Since 2011, Torontonians have enjoyed free outdoor screenings courtesy of the Toronto Outdoor Picture Show.
Toronto Outdoor Picture Show (TOPS) is a local charitable organization that presents thoughtfully curated, accessible, diverse outdoor cinema programming for communities across Toronto. It is Toronto's largest public outdoor film festival, welcoming over 25,000 people each summer to its events.
TOPS is seeking financial support in order to continue offering free public screenings after Summer 2024. They are asking for charitable donations in exchange for perks or for fans to purchase a special Commemorative Audience Poster.
TOPS Artistic and Executive Director, Emily Reid completed the MA program at the Cinema Studies Institute. She reflects on how her experience lead her to where she is today.
How did your MA at CSI prepare you to helm TOPS?
My MA offered me countless opportunities for academic and professional growth (as a film programmer, as a strong communicator, as a researcher) but I think the most meaningful preparation was relationship building.
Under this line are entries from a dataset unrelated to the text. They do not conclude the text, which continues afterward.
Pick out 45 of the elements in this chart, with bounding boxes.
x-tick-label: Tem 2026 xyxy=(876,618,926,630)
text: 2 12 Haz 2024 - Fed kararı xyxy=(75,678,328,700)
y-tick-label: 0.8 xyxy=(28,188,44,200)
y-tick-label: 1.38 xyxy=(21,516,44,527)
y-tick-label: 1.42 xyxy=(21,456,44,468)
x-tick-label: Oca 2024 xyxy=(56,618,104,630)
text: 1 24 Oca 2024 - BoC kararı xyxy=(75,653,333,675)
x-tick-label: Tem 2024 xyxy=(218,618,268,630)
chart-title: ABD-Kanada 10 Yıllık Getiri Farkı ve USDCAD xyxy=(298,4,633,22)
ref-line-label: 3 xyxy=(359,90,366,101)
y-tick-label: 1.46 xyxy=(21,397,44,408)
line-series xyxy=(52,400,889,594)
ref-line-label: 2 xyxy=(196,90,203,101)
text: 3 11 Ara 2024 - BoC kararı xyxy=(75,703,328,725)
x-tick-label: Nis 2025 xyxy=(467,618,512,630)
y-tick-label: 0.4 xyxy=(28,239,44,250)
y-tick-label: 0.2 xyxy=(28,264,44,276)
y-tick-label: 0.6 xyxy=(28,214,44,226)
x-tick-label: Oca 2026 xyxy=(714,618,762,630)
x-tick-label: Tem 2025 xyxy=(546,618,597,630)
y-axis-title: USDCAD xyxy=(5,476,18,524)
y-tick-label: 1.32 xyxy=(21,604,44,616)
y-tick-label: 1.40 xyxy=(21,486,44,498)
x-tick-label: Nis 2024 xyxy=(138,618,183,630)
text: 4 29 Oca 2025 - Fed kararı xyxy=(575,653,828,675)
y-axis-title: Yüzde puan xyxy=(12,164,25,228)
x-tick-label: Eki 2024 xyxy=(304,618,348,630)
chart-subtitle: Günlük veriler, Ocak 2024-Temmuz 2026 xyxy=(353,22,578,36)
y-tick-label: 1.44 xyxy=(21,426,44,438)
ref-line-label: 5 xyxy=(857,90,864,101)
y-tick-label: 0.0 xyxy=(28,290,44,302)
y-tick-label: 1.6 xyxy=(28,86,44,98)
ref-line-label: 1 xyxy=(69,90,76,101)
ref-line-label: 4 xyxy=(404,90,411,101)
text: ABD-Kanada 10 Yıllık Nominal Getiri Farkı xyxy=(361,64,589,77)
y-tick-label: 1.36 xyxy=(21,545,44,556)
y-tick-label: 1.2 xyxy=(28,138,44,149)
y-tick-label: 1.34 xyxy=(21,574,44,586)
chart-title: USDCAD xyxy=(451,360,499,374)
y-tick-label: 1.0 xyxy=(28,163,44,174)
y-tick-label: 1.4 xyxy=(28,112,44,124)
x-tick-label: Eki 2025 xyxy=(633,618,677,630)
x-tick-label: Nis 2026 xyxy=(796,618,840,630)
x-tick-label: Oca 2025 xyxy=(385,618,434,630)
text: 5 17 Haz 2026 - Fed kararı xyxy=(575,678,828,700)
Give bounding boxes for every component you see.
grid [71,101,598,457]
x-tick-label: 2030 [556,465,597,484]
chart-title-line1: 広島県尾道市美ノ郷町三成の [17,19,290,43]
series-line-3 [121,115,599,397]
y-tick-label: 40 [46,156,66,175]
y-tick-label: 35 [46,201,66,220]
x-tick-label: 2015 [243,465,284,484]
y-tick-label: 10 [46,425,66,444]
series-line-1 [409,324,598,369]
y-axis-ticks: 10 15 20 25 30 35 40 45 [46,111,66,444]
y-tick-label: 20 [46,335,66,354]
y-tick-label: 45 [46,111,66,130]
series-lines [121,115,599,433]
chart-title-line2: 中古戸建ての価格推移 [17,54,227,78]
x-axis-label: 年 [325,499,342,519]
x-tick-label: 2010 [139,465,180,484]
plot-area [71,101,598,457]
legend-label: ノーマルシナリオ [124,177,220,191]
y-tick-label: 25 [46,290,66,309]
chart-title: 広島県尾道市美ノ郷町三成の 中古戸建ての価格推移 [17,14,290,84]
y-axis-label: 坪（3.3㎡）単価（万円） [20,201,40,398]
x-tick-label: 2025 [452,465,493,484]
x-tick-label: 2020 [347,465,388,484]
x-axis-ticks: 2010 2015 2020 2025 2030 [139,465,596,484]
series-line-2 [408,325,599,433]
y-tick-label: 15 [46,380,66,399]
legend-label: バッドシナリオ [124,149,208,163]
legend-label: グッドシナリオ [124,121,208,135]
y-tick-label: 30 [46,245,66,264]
I was new to Toronto when I moved here for my MA program, and I had no sense to what degree the small community that I worked with over that period would become the foundation of my professional career in film festival work. From a small cohort of 13 peers, several of these people would go on to become my colleagues and creative collaborators over the next 15 years: from Stacey Feero and Ayesha Husain who would later serve on the Board of Directors of TOPS, to Peter Kuplowsky who I would work closely with during my years as part of the TIFF programming team. Furthermore, many later CSI students became interns and eventually staff members at Toronto Outdoor Picture Show.
What gave you the idea to start an outdoor film festival in Toronto parks?
As a new Toronto resident, I saw the city through fresh eyes. Like many new graduates, it took me a little while to find interesting employment, but I knew I had something to contribute to this city, and a lot of drive to create something new. At the time, there were outdoor screening series in the downtown core, but there was no outdoor cinema in neighbourhoods, in green spaces. I wanted to create something at the intersection of my two great loves, parks and cinema, to create a cultural experience that was perhaps a bit unexpected but that felt welcoming and familiar. As a resident of the Christie Pits neighbourhood, that was the site of all my screenings for the first few years, and the original name of the organization, Christie Pits Film Festival. Those events remain a beloved Sunday night tradition, but Christie Pits is now part of a much larger family of TOPS events, in several communities across the city throughout the summer.
What do cinephiles gain from watching movies under the stars?
I like to think that different cinephiles gain different things when they attend TOPS. There are cinephiles who connect with nostalgic feelings when they get to see a beloved favourite film in an outdoor setting, their toes in the grass. And there are others who become cinephiles at TOPS: whether young or not-so-young, we often hear of people who see a canonical film (for example, Rear Window or Do the Right Thing) for the first time at a TOPS screening, and their memory of that film is thereafter forever tied to a place and time, and the people they saw it with. That's quite special, to me. Finally, it's so meaningful when attendees discover filmmakers working in our own communities by seeing their short or feature films on the big TOPS screen. Our long history of pairing shorts and features together along stylistic and thematic lines has earned us a reputation as a festival to discover new filmmakers you may not have known previously, and that's something we're very proud of.
The Toronto Outdoor Picture Show continues screening until August 25.